《完結》男が絶滅していく世界で、英雄は女の子たちをペロペロする

執筆用bot E-021番 

第58話~幕間Ⅱ~

 メイドたちの目を盗んで、無事にセイを自室に誘い込むことができた。レンガ調の部屋だった。暖炉がある。今まであまり使っては来なかったが、雨が降るようになってからは日々利用している。



 薪をいれて火をつけた。この雨で湿気っているせいで、炎の猛りが弱かった。薪を湿気らせない工夫が、これからは必要になってくる。



 バスタオルを用意してセイの濡れた頭を拭いてあげた。そうすることでまるで自分が恋人になったような錯覚をおぼえた。

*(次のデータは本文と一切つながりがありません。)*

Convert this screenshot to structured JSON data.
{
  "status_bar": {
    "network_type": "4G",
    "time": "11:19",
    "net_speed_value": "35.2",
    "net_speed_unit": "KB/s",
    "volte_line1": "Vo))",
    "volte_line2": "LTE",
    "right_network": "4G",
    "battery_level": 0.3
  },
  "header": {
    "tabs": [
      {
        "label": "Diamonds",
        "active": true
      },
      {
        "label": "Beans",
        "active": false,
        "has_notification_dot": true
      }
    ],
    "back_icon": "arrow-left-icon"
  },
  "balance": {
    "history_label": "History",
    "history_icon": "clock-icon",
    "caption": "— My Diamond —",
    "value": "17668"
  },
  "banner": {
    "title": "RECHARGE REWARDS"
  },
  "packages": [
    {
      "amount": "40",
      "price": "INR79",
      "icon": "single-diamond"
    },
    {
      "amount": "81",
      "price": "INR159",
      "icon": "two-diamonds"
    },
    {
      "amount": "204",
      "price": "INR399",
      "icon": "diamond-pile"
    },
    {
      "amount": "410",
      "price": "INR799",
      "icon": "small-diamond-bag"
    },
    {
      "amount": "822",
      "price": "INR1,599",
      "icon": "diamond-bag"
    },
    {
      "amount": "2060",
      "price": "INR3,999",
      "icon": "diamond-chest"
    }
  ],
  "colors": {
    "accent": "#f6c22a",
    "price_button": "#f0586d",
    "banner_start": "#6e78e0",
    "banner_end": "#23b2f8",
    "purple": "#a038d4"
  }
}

 セイはすこし恥じらうように、「自分で拭きますよ」と言った。



「今日の昼間は世話になったな。ドラゴンになってケルベロスを倒すさまは、見事だった」



「いえ」
「それで、君はどうしてここに?」



「イティカさんの、印のチカラをもらえないかと思いまして」



「印?」



 セイは舌を出した。
 真っ赤な舌には、六芒星の印が刻まれていた。



〝英雄印〟は他人の印と重ねることで、その能力をコピーできるのだと言った。



「私の印と重ねようということか?」



「はい。心配はいりません。それでイティカさんがチカラを使えなくなるということはありませんので」



「そうか……」



 この青年になら、印をゆずっても良いと思った。しかし同時に、躊躇もあった。イティカの印は内腿にあるのだ。そしてセイの印が舌にあるというのなら、いったいどういった行為がなされるのかは想像がつく。



(男に内腿をナめさせるということか)



 あまりに淫らな行為だった。想像するだけで赤面をおぼえる。もし、雨が降る以前ならば絶対に許さなかっただろう。



「すこし待ってはもらえないか? 風呂に入ってくる」



「はい」



 セイを置いて部屋を出ようとした。戻ってきたときにセイがいなくなっていたら、どうしようかと不安になった。



 誰かに見張らせておくというわけにもいかない。独り占めしておきたかった。誰の目にも触れさせたくなかった。



「その……。ちゃんと部屋で待っていてくれ」
「待ってますよ」



「うむ」



 帝国騎士長のころに持っていた、騎士の魂はもう残されていなかった。イティカはひとりの女になっていた。